Ed is back home in his green living room, desperately thumbing through stacks of phonebooks. Why does this show insist on pretending that modern technology doesn't exist? If you're going to date it by having the main character's family die in 9/11, then you must also fill it with post-9/11 technology. I keep seeing reviews that compare this show to Three Days of the Condor with its '70s-era technology like that's a good thing, butThree Days of the Condor only used '70s-era technology because IT WAS FILMED AND TOOK PLACE IN THE '70S. The technology you saw in that movie WAS CURRENT FOR THE TIME. It wasn't supposed to be a period piece, and this shouldn't be, either. Right, so -- Ed and the phonebooks. He's clearly overly invested in this project, because he's still wearing his pajamas in the middle of the day and he's ripping pages out of the phonebooks because he apparently can't read the listings when they're attached to the rest of the book. He calls several numbers, each time asking for Donald Bloom. When that doesn't work, he changes it up to "Don Bloom." Very clever.

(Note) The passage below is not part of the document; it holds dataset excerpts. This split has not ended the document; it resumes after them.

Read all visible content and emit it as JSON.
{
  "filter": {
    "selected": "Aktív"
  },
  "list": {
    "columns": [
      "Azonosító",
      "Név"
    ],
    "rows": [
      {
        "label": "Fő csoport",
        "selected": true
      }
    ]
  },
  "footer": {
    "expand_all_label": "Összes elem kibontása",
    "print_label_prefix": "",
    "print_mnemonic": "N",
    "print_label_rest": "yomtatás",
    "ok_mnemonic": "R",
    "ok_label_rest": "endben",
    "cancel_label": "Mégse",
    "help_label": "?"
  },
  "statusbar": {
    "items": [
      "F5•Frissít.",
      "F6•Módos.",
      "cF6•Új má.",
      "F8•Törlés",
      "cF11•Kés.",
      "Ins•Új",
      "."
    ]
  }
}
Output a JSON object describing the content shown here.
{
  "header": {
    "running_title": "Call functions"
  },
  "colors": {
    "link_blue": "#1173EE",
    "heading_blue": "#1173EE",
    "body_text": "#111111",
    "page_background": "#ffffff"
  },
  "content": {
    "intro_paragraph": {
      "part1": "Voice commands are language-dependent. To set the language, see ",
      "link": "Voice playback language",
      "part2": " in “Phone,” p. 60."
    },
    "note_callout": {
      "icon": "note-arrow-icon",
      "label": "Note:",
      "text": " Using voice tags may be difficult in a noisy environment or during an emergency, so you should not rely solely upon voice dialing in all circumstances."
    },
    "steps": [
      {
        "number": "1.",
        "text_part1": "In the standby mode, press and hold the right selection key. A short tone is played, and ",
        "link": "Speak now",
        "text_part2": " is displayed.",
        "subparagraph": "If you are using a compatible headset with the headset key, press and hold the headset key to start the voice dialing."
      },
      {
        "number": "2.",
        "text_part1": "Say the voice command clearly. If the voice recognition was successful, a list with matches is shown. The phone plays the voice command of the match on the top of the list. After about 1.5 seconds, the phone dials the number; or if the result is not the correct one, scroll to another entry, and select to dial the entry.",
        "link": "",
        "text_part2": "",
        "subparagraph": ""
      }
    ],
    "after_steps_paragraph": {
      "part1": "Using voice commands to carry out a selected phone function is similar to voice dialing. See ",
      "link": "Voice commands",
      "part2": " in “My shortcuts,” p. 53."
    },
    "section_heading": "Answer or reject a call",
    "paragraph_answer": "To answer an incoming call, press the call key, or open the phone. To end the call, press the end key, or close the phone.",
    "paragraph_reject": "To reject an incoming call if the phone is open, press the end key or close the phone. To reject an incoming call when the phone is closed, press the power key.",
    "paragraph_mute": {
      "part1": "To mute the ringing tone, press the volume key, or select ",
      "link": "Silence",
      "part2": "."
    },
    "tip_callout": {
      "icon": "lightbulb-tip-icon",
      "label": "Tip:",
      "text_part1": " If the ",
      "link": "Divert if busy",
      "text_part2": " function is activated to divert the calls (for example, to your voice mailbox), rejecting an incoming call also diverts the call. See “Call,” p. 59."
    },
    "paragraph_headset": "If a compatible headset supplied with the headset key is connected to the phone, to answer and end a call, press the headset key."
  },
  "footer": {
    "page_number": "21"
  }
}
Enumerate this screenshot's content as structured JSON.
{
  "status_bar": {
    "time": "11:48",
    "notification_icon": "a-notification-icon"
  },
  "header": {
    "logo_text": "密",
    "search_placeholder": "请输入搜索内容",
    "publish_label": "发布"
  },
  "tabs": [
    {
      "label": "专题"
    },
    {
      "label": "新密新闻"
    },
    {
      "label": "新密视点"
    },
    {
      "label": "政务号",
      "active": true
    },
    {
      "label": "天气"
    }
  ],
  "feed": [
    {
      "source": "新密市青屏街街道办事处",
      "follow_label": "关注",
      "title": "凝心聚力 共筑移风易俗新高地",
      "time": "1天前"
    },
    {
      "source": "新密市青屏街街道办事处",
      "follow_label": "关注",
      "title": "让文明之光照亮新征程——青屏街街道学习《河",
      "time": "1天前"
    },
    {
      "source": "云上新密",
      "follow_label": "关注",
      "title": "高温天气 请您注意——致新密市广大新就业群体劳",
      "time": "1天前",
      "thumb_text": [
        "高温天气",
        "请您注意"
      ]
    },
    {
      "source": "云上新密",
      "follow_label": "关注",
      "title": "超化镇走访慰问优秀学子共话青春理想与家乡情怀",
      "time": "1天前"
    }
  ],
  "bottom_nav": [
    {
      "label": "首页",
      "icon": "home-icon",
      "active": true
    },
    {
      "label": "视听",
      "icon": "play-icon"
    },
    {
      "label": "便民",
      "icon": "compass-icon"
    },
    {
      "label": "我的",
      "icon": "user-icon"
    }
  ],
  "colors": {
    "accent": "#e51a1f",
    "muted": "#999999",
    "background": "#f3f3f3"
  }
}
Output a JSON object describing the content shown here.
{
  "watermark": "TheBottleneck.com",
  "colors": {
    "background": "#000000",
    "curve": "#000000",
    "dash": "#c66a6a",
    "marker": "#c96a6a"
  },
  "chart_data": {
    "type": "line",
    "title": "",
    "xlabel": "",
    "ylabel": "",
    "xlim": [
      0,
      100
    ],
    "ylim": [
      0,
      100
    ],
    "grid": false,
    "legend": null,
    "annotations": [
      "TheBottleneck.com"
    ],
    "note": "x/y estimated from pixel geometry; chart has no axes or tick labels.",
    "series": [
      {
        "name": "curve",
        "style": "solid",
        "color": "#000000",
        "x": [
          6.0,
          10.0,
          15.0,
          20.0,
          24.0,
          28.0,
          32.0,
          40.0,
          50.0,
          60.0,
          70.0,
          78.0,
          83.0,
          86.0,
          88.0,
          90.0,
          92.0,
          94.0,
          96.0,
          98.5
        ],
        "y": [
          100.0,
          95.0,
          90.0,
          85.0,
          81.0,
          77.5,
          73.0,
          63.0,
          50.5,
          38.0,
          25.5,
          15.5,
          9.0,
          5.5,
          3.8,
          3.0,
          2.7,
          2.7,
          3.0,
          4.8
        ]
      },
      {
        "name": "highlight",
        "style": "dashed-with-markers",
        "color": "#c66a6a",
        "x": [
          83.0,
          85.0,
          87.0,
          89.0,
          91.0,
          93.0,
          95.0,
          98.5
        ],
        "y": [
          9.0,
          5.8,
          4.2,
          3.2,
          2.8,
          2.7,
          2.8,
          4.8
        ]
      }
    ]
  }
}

Later that night, Ed is sitting at a table covered in phonebook pages when Will arrives at his house with a large pizza for them to share as if they're friends or something. Ed immediately informs him that Donald Bloom is in New York after all and staying at the Waldorf, which he knows because he called every hotel in New York City looking for him until he found one with Bloom registered as a guest. [Wouldn't the Waldorf be one of the first hotels you called? Just based on how famous it is? I would eliminate the Waldorf, the Ritz and the Plaza right off the bat. - Zach] Will seems both admiring of and worried about the kind of time Ed just devoted to this project. Ed says the fact that Bloom is staying in a hotel under his real name shows that he might be too confident, and they can use that to their advantage. It might also show that he's in New York as a private citizen and not up to anything bad or maybe some other guy with the common name of Donald Bloom is staying in one of New York's thousands of hotels. But Ed is off thinking about hubris and explaining the concept of it to Will, until Will gets sick of listening to Ed drone on and tells him that he found four White Papers about Houston, and the one written by David has been stolen. "This keeps circling back to API!" Ed says. Well, yeah, it would, seeing as how Ed used to work for them, and Will still does work for them, and David worked for them, too, and Will is talking about papers that were written for API by someone who worked for API and were stored in an API library.